— Чтобы я тебе, огрызку, чай заваривала? Не дождешься!

— Ну, Лидок…

— Я? Тебе?! Я арабскому шейху и то не заварю…

— Твой чай — самый вкусный.

— Не подлизывайся!

— Самый крепкий… самый-самый… гениальный чай…

— Смотри, в последний раз… Баю-баюшки-баю. Спи, Толясик, мать твою.

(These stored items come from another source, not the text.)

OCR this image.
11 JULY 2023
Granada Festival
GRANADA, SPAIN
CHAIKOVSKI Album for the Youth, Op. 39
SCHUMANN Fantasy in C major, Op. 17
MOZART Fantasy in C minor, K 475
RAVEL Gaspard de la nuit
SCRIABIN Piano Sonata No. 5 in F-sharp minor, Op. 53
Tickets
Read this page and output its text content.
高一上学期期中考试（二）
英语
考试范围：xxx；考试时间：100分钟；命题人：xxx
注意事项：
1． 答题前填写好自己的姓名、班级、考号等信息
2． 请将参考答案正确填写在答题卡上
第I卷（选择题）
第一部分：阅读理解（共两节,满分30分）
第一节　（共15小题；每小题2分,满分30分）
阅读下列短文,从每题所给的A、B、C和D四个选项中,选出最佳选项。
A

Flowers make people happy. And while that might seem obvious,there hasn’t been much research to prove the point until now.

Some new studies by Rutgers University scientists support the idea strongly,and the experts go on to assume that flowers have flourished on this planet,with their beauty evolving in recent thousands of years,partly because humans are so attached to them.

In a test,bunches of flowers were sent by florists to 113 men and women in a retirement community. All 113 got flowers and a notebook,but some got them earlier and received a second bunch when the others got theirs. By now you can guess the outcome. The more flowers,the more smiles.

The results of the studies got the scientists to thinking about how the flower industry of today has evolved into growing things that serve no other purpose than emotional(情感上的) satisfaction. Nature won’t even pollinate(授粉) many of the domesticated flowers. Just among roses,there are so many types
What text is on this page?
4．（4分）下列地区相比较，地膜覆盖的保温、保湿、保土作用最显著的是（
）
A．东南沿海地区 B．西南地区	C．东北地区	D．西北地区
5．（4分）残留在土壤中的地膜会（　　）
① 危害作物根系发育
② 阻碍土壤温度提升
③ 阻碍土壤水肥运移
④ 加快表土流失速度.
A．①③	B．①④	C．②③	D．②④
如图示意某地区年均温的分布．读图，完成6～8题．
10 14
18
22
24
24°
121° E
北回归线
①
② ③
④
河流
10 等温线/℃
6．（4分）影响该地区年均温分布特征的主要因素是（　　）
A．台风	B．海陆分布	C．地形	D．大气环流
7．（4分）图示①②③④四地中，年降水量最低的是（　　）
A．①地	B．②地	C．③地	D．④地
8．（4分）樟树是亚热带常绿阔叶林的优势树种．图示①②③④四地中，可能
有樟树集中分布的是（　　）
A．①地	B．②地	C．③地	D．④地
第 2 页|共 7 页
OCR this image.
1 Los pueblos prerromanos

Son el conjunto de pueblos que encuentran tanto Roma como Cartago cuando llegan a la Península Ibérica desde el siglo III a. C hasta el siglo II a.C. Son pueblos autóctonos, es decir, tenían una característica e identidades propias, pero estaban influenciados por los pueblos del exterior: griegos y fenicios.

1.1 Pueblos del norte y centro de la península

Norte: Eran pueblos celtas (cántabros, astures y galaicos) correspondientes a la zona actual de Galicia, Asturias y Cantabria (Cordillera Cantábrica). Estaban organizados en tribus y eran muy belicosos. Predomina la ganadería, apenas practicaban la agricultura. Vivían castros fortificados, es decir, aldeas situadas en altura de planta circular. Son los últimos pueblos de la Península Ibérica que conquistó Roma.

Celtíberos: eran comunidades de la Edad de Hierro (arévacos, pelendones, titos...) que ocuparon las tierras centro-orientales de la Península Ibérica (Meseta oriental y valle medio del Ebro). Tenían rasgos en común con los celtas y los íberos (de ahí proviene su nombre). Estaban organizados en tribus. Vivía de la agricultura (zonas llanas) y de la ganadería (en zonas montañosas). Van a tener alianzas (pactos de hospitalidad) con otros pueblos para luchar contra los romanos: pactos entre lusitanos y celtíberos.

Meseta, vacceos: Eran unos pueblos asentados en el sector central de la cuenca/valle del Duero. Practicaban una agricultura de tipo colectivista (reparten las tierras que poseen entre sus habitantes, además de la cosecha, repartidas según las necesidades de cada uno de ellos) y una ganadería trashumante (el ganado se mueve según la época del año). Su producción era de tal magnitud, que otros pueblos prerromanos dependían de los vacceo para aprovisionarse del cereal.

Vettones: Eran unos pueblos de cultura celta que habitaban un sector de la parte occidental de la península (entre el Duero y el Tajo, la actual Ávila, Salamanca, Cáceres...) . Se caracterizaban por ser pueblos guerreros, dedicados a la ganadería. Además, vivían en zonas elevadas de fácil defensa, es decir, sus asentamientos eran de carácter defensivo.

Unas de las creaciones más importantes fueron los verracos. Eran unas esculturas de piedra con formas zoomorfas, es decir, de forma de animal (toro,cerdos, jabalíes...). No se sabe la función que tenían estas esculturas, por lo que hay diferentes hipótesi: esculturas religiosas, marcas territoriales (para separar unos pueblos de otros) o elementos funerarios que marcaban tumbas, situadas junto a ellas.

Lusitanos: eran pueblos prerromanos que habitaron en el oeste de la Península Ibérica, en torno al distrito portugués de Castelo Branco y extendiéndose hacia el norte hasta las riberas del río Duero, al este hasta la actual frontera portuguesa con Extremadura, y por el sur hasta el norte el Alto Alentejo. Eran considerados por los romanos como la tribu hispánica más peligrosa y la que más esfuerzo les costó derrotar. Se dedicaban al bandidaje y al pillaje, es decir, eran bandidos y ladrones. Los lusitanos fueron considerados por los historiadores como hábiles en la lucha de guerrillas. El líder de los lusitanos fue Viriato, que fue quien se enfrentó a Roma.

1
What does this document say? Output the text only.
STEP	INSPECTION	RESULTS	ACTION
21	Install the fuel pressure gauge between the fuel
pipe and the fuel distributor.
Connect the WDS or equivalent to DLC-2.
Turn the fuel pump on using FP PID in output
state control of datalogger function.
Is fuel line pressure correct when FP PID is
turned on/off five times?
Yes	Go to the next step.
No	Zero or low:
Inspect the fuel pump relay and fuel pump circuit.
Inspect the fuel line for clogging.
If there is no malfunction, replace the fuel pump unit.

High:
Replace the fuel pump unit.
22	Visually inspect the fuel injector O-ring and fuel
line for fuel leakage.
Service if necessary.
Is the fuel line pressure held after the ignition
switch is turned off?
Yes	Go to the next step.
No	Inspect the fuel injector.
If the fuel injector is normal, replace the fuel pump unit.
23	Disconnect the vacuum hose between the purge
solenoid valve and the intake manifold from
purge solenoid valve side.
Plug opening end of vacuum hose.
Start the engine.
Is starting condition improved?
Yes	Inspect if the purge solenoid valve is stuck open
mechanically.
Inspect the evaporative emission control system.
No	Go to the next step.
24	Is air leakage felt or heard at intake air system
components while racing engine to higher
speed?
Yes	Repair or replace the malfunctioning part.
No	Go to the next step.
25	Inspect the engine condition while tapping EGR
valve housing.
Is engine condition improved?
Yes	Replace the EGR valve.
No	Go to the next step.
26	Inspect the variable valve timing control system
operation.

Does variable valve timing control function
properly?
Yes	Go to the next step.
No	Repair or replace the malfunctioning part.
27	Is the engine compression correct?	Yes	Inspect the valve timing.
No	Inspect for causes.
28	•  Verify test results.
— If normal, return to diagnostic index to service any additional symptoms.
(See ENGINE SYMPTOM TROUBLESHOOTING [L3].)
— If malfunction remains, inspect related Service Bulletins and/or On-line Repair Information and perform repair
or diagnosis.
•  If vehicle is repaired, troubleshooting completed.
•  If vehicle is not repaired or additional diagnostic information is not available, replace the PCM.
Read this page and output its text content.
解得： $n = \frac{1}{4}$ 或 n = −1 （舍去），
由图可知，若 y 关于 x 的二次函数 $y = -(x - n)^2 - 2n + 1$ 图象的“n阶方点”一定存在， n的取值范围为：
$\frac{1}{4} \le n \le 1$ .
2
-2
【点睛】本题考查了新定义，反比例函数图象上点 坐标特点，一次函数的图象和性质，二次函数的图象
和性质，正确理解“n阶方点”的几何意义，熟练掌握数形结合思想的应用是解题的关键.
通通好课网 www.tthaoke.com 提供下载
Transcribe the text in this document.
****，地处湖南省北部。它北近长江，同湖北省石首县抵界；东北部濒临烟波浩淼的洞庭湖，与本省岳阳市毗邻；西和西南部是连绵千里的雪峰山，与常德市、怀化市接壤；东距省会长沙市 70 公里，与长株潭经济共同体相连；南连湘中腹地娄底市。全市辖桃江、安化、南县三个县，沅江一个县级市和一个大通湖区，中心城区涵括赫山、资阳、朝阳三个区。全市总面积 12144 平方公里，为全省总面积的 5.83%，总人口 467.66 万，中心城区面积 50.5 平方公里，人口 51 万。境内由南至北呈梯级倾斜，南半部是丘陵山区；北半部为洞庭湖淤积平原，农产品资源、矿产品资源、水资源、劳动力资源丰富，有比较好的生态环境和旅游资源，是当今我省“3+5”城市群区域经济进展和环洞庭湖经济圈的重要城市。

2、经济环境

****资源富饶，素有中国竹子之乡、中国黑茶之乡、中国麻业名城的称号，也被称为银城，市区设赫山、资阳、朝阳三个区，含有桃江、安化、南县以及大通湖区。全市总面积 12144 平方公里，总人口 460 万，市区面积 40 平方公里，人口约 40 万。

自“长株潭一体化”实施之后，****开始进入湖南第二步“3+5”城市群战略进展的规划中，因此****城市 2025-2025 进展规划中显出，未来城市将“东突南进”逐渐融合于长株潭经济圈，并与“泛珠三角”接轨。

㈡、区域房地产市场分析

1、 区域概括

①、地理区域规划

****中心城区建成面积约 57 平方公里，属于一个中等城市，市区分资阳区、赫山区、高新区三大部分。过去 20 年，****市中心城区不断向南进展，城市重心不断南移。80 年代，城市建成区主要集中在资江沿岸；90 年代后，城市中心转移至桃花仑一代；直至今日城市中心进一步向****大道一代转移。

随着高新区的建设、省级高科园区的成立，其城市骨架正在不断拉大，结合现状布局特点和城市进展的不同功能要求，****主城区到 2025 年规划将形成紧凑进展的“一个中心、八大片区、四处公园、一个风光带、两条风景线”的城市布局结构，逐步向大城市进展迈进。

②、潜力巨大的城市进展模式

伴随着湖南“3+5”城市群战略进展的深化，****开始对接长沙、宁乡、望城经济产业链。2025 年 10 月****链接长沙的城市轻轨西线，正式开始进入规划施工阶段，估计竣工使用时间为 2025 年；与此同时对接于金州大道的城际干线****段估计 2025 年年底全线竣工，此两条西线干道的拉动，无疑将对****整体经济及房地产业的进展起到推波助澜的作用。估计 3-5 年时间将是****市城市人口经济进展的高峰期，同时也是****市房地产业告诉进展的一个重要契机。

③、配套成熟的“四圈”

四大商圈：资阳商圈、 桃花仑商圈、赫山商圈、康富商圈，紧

…Данте Алигьери в «Божественной комедии» помещает грехи на высший уровень (ближе к раю) и на низший (ближе к аду) в зависимости от их угрозы любви. В категорию отступничества от любви он зачислил гордыню, зависть и гнев. Лень он считал симптомом недостаточного проявления любви и отправил ее на промежуточный уровень; а грехи, отмеченные чрезмерным увлечением земными страстями (жадность, чревоугодие и похоть), поместил в высший уровень, подальше от ада и поближе к раю.

Надоело.

Дурак этот Данте. И Беатриче его дура.

Лень есть любовь. К себе.

Зря я поднял газету.

…группа французских рестораторов обратилась с петицией к Римскому Папе Бенедикту XVI. Они предложили понтифику упразднить чревоугодие как грех. По их мнению, чревоугодие — всего лишь простительная слабость. Вкусная еда в разумных количествах, считают французы, смягчает нравы и изгоняет уныние.

Здравая мысль.

Хорошо бы ее додумать.

Завтра.

…обозреватель газеты «Гардиан» пишет, что список смертных грехов сократился, учитывая самоустранение из этого списка жадности. «Жадность, — пишет он, — оправдана и переименована в стимул к работе (incentive). Вспомним девиз Гордона Гекко, антигероя фильма «Уолл Стрит»: «Жадность — это хорошо!». Зрители приветствовали этот девиз восторженными возгласами. Согласно такой философии, грешниками являются те, кто жалуется на жадность генералов большого бизнеса. Ведь недовольные обуреваемы другим грехом — завистью…»

— Пей чай, убожество!

— С бубликом?

— Я тебе когда-нибудь лгала? Хоть раз в жизни?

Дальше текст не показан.